Mais cette ambition nécessite une vision claire : intégrer la politique sanitaire au cœur des
partenariats économiques et diplomatiques.
Ce repositionnement n’est ni fortuit ni symbolique. Il s’inscrit dans un contexte international
marqué par les leçons des pandémies récentes, la nécessité de renforcer les systèmes de santé
africains et la volonté des partenaires internationaux de sécuriser les chaînes
d’approvisionnement alimentaires, industrielles et médicales. La Guinée, forte de son expérience dans la gestion des crises sanitaires, notamment Ebola, doit disposer un capital stratégique précieux : expertise de terrain, réseau de surveillance épidémiologique renforcé, et capital humain formé à l’urgence sanitaire et aux normes de sécurité alimentaire.

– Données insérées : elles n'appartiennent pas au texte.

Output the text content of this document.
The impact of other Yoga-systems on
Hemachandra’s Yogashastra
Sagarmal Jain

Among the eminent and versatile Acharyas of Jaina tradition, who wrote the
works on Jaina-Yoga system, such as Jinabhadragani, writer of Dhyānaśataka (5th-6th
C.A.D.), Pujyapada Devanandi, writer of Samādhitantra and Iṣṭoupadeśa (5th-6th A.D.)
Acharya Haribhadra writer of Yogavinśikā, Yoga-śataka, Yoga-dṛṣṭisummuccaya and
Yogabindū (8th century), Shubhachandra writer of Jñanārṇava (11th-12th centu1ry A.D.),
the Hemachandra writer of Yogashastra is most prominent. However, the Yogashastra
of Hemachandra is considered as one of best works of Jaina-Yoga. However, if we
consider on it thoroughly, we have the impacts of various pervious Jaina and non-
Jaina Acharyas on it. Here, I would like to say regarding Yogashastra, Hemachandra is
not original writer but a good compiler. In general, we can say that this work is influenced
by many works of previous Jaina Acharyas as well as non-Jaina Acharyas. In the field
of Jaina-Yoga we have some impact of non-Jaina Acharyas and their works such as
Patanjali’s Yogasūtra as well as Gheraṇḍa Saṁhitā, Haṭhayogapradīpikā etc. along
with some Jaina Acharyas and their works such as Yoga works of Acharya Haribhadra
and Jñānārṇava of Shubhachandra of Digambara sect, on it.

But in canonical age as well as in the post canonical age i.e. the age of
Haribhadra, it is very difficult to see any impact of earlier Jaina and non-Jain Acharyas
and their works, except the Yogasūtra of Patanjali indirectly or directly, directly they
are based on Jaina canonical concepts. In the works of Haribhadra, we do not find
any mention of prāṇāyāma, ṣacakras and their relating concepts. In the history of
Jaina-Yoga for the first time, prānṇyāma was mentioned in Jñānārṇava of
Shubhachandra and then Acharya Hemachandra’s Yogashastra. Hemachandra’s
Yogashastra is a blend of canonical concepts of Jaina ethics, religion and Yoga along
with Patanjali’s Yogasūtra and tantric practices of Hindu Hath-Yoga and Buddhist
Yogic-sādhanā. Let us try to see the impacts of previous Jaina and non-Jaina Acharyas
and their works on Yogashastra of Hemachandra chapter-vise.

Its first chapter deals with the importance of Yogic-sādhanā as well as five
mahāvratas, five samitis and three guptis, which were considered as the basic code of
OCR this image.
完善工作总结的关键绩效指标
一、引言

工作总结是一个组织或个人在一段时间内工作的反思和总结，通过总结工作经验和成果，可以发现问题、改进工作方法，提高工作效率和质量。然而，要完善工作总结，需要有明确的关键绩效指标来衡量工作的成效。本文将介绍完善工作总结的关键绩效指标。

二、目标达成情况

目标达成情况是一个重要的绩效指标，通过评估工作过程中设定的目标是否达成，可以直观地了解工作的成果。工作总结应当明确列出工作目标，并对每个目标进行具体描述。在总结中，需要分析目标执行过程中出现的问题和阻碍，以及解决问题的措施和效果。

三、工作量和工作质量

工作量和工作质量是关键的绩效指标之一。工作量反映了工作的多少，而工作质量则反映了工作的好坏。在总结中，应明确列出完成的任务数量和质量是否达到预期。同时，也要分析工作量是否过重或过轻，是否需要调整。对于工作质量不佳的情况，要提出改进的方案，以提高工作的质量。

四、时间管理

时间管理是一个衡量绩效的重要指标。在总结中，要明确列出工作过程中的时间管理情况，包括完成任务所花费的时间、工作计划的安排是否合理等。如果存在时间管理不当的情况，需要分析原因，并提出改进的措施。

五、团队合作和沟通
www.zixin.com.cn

La santé publique, pilier stratégique du développement. L’arrivée massive d’investissements internationaux, notamment dans les secteurs miniers et industriels, entraîne une urbanisation rapide, une pression environnementale accrue et de
nouveaux défis sanitaires : pollution, gestion des déchets, sécurité alimentaire, qualité de
l’eau, maladies professionnelles et risques épidémiologiques.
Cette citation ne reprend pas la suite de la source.